Attacks against RAM are as old as time. The beauty of RAM is everything gets wiped when you power off, so secrets don't persist.


RAM does not get wiped when you power off[1] and cold boot attacks[2] are possible.

[1] https://github.com/arekbulski/Cameleonica/blob/master/docume...

[2] https://www.usenix.org/legacy/event/sec08/tech/full_papers/h...


No, unfortunately. When they swap out, they end up on disk. Sector remapping can then keep them there, even if swap space is reused.

I think there is an API in windows to mark a small part of memory as unswappable, but it can't be very big.

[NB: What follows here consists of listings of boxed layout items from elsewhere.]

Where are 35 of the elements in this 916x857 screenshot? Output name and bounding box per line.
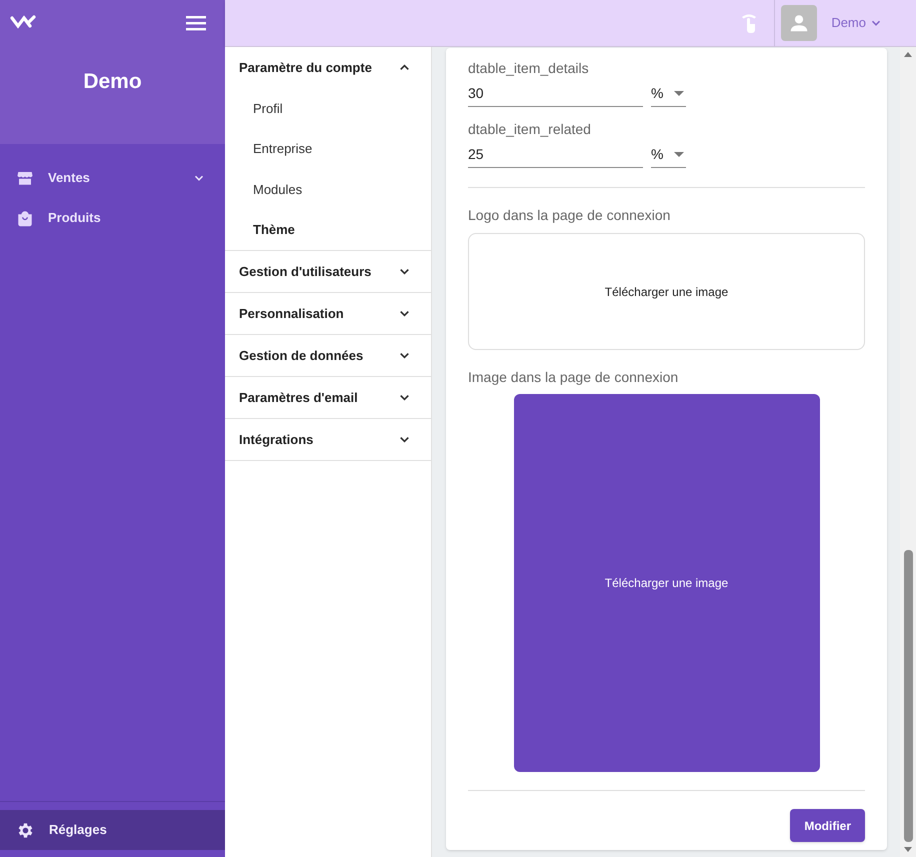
- settings-icon: [16, 820, 35, 840]
- scroll-down-icon[interactable]: [904, 847, 912, 852]
- scroll-up-icon[interactable]: [904, 52, 912, 57]
- settings-item[interactable]: Profil: [225, 88, 431, 128]
- store-icon: [16, 169, 34, 187]
- scrollbar-thumb[interactable]: [904, 550, 912, 842]
- unit-select[interactable]: %: [651, 81, 686, 107]
- nav-item[interactable]: Produits: [0, 198, 225, 238]
- settings-item[interactable]: Thème: [225, 210, 431, 250]
- settings-section[interactable]: Paramètres d'email: [225, 377, 431, 418]
- dropdown-icon: [674, 91, 684, 96]
- settings-nav-item[interactable]: Réglages: [0, 810, 225, 850]
- number-field[interactable]: 25: [468, 142, 643, 168]
- scrollbar[interactable]: [900, 47, 916, 857]
- upload-area[interactable]: Télécharger une image: [468, 233, 865, 350]
- settings-section[interactable]: Intégrations: [225, 419, 431, 460]
- nav-item[interactable]: Ventes: [0, 158, 225, 198]
- field-label: dtable_item_related: [468, 120, 592, 139]
- bag-icon: [16, 209, 34, 227]
- settings-item[interactable]: Modules: [225, 169, 431, 210]
- upload-label: Logo dans la page de connexion: [468, 206, 672, 225]
- settings-section[interactable]: Personnalisation: [225, 293, 431, 334]
- settings-section[interactable]: Gestion d'utilisateurs: [225, 251, 431, 292]
- unit-select[interactable]: %: [651, 142, 686, 168]
- menu-icon[interactable]: [186, 15, 206, 31]
- settings-section[interactable]: Paramètre du compte: [225, 47, 431, 88]
- dropdown-icon: [674, 152, 684, 157]
- settings-item[interactable]: Entreprise: [225, 128, 431, 169]
- upload-area[interactable]: Télécharger une image: [514, 394, 820, 772]
- field-label: dtable_item_details: [468, 59, 590, 78]
- settings-section[interactable]: Gestion de données: [225, 335, 431, 376]
- sidebar-title: Demo: [82, 69, 143, 95]
- modify-button[interactable]: Modifier: [790, 809, 865, 842]
- number-field[interactable]: 30: [468, 81, 643, 107]
- upload-label: Image dans la page de connexion: [468, 368, 680, 387]
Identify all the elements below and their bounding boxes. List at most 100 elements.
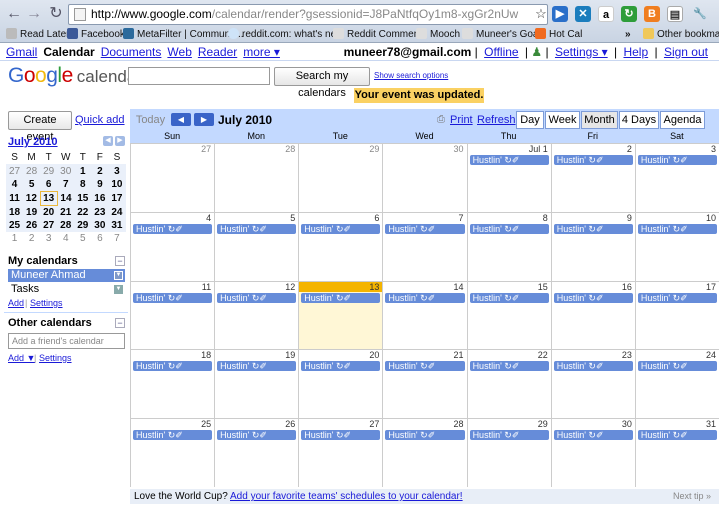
day-cell[interactable]: 20 Hustlin' ↻✐ bbox=[298, 349, 383, 419]
mini-day[interactable]: 3 bbox=[108, 164, 126, 178]
bookmark-metafilter[interactable]: MetaFilter | Communit... bbox=[123, 27, 244, 42]
mini-day[interactable]: 26 bbox=[23, 218, 41, 233]
day-cell[interactable]: 29 Hustlin' ↻✐ bbox=[466, 418, 551, 487]
amazon-extension-icon[interactable]: a bbox=[598, 6, 614, 22]
mini-day[interactable]: 17 bbox=[108, 191, 126, 206]
day-number[interactable]: 7 bbox=[459, 213, 464, 223]
day-number[interactable]: 24 bbox=[706, 350, 716, 360]
view-day[interactable]: Day bbox=[516, 111, 544, 129]
mini-day[interactable]: 5 bbox=[74, 232, 91, 245]
mini-day[interactable]: 25 bbox=[6, 218, 24, 233]
day-cell[interactable]: 8 Hustlin' ↻✐ bbox=[466, 211, 551, 281]
settings-link[interactable]: Settings ▾ bbox=[555, 45, 608, 59]
star-icon[interactable]: ☆ bbox=[531, 4, 551, 24]
event-chip[interactable]: Hustlin' ↻✐ bbox=[385, 361, 465, 372]
tools-extension-icon[interactable]: ✕ bbox=[575, 6, 591, 22]
day-cell[interactable]: 23 Hustlin' ↻✐ bbox=[550, 349, 635, 419]
event-chip[interactable]: Hustlin' ↻✐ bbox=[553, 155, 633, 165]
event-chip[interactable]: Hustlin' ↻✐ bbox=[469, 155, 549, 165]
mini-day[interactable]: 2 bbox=[23, 232, 40, 245]
mini-day[interactable]: 3 bbox=[40, 232, 57, 245]
mini-day[interactable]: 9 bbox=[91, 177, 109, 192]
day-cell[interactable]: 24 Hustlin' ↻✐ bbox=[634, 349, 719, 419]
next-tip-link[interactable]: Next tip » bbox=[673, 489, 711, 504]
back-arrow-icon[interactable]: ← bbox=[4, 4, 24, 24]
page-menu-icon[interactable]: ▤ bbox=[667, 6, 683, 22]
mini-day[interactable]: 15 bbox=[74, 191, 92, 206]
view-agenda[interactable]: Agenda bbox=[660, 111, 705, 129]
mini-day[interactable]: 31 bbox=[108, 218, 126, 233]
day-cell[interactable]: 19 Hustlin' ↻✐ bbox=[214, 349, 299, 419]
event-chip[interactable]: Hustlin' ↻✐ bbox=[637, 155, 717, 165]
refresh-link[interactable]: Refresh bbox=[477, 114, 516, 126]
bookmark-reddit-comments[interactable]: Reddit Comments bbox=[333, 27, 427, 42]
mini-day[interactable]: 28 bbox=[57, 218, 75, 233]
day-cell[interactable]: 2 Hustlin' ↻✐ bbox=[550, 143, 635, 212]
mini-day[interactable]: 29 bbox=[40, 164, 58, 178]
mini-day[interactable]: 30 bbox=[91, 218, 109, 233]
day-cell[interactable]: 9 Hustlin' ↻✐ bbox=[550, 211, 635, 281]
event-chip[interactable]: Hustlin' ↻✐ bbox=[469, 361, 549, 372]
day-number[interactable]: 29 bbox=[369, 144, 379, 154]
day-cell[interactable]: 28 bbox=[214, 143, 299, 212]
mini-day[interactable]: 22 bbox=[74, 205, 92, 219]
day-number[interactable]: 11 bbox=[202, 282, 211, 292]
view-week[interactable]: Week bbox=[545, 111, 580, 129]
mini-day[interactable]: 27 bbox=[6, 164, 24, 178]
day-number[interactable]: 28 bbox=[285, 144, 295, 154]
mini-day[interactable]: 8 bbox=[74, 177, 92, 192]
mini-day[interactable]: 7 bbox=[57, 177, 75, 192]
reload-icon[interactable]: ↻ bbox=[46, 4, 66, 24]
event-chip[interactable]: Hustlin' ↻✐ bbox=[553, 223, 633, 234]
event-chip[interactable]: Hustlin' ↻✐ bbox=[301, 292, 381, 303]
day-cell[interactable]: 30 Hustlin' ↻✐ bbox=[550, 418, 635, 487]
mini-day[interactable]: 1 bbox=[74, 164, 92, 178]
mini-day[interactable]: 21 bbox=[57, 205, 75, 219]
mini-day[interactable]: 20 bbox=[40, 205, 58, 219]
event-chip[interactable]: Hustlin' ↻✐ bbox=[385, 292, 465, 303]
collapse-icon[interactable]: − bbox=[115, 318, 125, 328]
print-link[interactable]: Print bbox=[450, 114, 473, 126]
event-chip[interactable]: Hustlin' ↻✐ bbox=[469, 430, 549, 441]
search-button[interactable]: Search my calendars bbox=[274, 67, 370, 99]
day-number[interactable]: 10 bbox=[706, 213, 716, 223]
day-cell[interactable]: 7 Hustlin' ↻✐ bbox=[382, 211, 467, 281]
event-chip[interactable]: Hustlin' ↻✐ bbox=[133, 430, 213, 441]
day-number[interactable]: 15 bbox=[538, 282, 548, 292]
bookmark-read-later[interactable]: Read Later bbox=[6, 27, 69, 42]
day-cell[interactable]: 11 Hustlin' ↻✐ bbox=[130, 280, 215, 350]
day-number[interactable]: 23 bbox=[622, 350, 632, 360]
event-chip[interactable]: Hustlin' ↻✐ bbox=[637, 223, 717, 234]
day-number[interactable]: 6 bbox=[374, 213, 379, 223]
day-cell[interactable]: 13 Hustlin' ↻✐ bbox=[298, 280, 383, 350]
create-event-button[interactable]: Create event bbox=[8, 111, 72, 143]
my-calendars-heading[interactable]: My calendars bbox=[8, 255, 78, 267]
calendar-settings-link[interactable]: Settings bbox=[30, 298, 63, 308]
bookmark-mooch[interactable]: Mooch bbox=[416, 27, 460, 42]
day-cell[interactable]: 14 Hustlin' ↻✐ bbox=[382, 280, 467, 350]
day-number[interactable]: 17 bbox=[706, 282, 716, 292]
day-number[interactable]: 28 bbox=[454, 419, 464, 429]
mini-next-icon[interactable]: ▶ bbox=[115, 136, 125, 146]
day-cell[interactable]: 21 Hustlin' ↻✐ bbox=[382, 349, 467, 419]
event-chip[interactable]: Hustlin' ↻✐ bbox=[553, 361, 633, 372]
calendar-item-tasks[interactable]: Tasks ▼ bbox=[8, 283, 125, 296]
day-cell[interactable]: 28 Hustlin' ↻✐ bbox=[382, 418, 467, 487]
mini-day[interactable]: 1 bbox=[6, 232, 23, 245]
view-4days[interactable]: 4 Days bbox=[619, 111, 659, 129]
day-cell[interactable]: 5 Hustlin' ↻✐ bbox=[214, 211, 299, 281]
mini-day[interactable]: 13 bbox=[39, 190, 58, 206]
event-chip[interactable]: Hustlin' ↻✐ bbox=[637, 292, 717, 303]
day-number[interactable]: 2 bbox=[627, 144, 632, 154]
day-cell[interactable]: Jul 1 Hustlin' ↻✐ bbox=[466, 143, 551, 212]
day-cell[interactable]: 31 Hustlin' ↻✐ bbox=[634, 418, 719, 487]
event-chip[interactable]: Hustlin' ↻✐ bbox=[469, 292, 549, 303]
gbar-calendar[interactable]: Calendar bbox=[43, 45, 94, 59]
prev-period-icon[interactable]: ◀ bbox=[171, 113, 191, 126]
mini-day[interactable]: 28 bbox=[23, 164, 41, 178]
bookmark-hot-cal[interactable]: Hot Cal bbox=[535, 27, 582, 42]
day-number[interactable]: 26 bbox=[285, 419, 295, 429]
event-chip[interactable]: Hustlin' ↻✐ bbox=[469, 223, 549, 234]
mini-day[interactable]: 14 bbox=[57, 191, 75, 206]
blogger-extension-icon[interactable]: B bbox=[644, 6, 660, 22]
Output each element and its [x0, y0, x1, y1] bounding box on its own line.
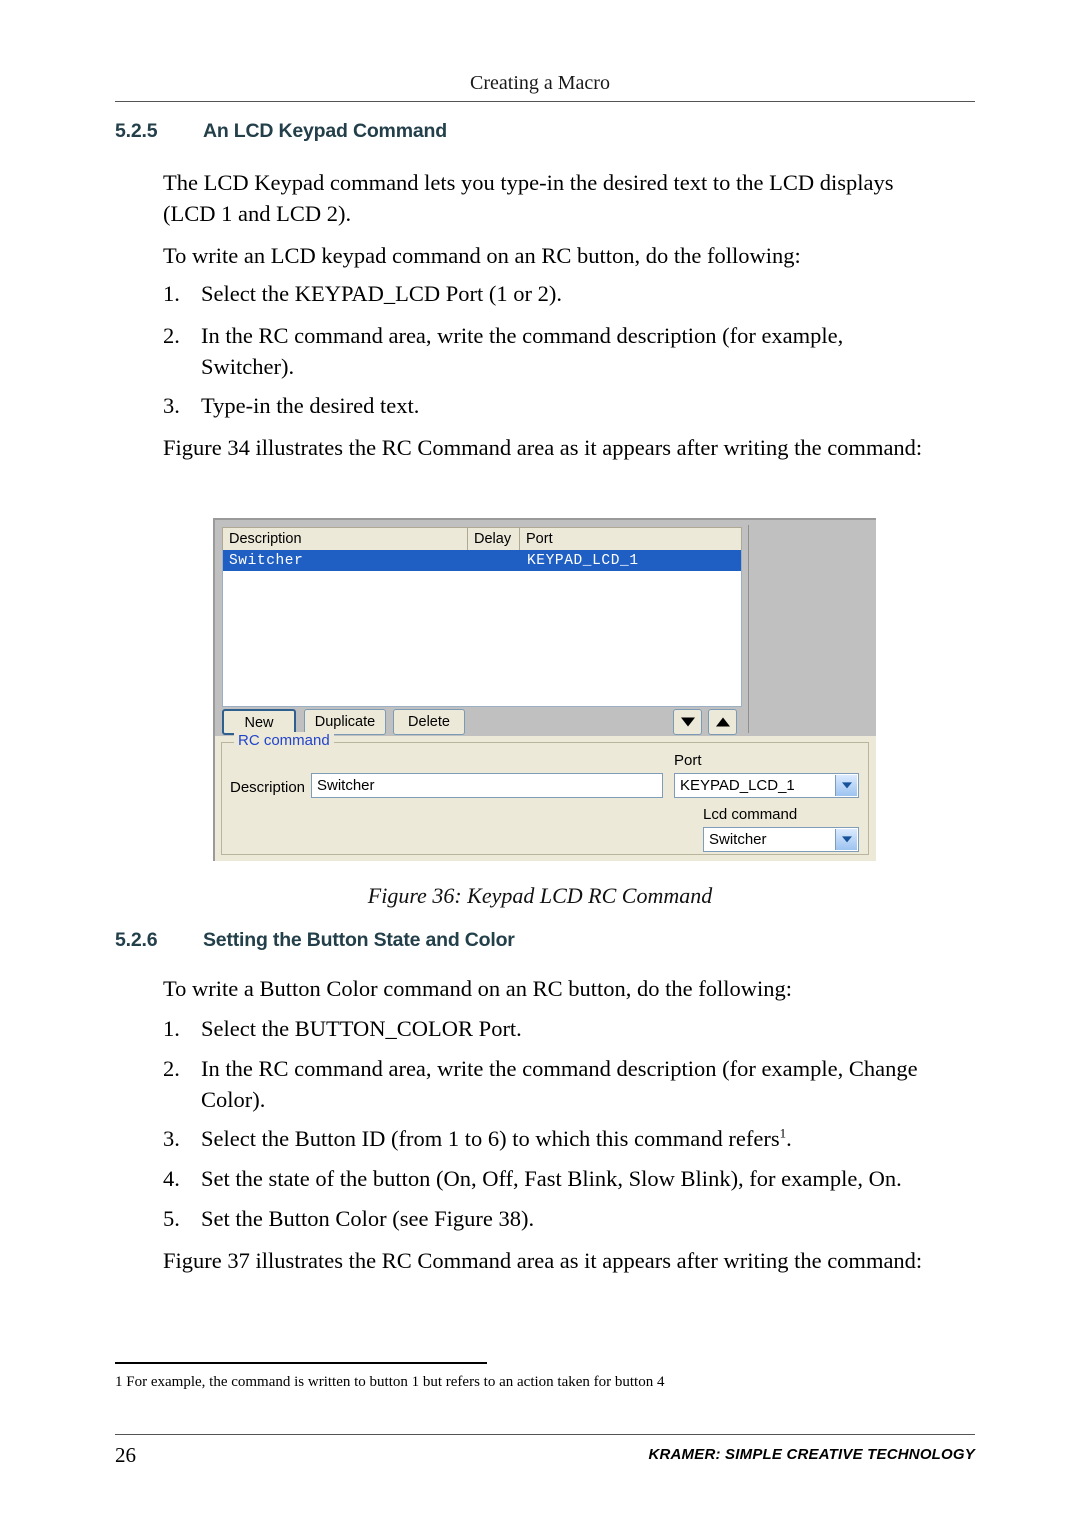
section-526-figure-ref: Figure 37 illustrates the RC Command are… [163, 1248, 923, 1273]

Even if you don't encrypt your Linux' filesystem partitions, you definately should encrypt the swap / the partition the swapfile is on. A new encryption key for the swap can be created at every boot, removing the need of an encryption password. This behaviour does make hibernation impossible, so swap encryption isn't the default on Linux distros that have opt-in encryption.

https://wiki.archlinux.org/title/Dm-crypt/Swap_encryption

Does someone know how it's handled on Windows and macOS?


Modern AMD CPUs support memory encryption.

Unfortunately, it isn't enabled by default but needs kernel parameters.

I understand firmware vendors are to blame, and in many machines the system will freeze when you attempt to actually use this feature. This is unfortunate.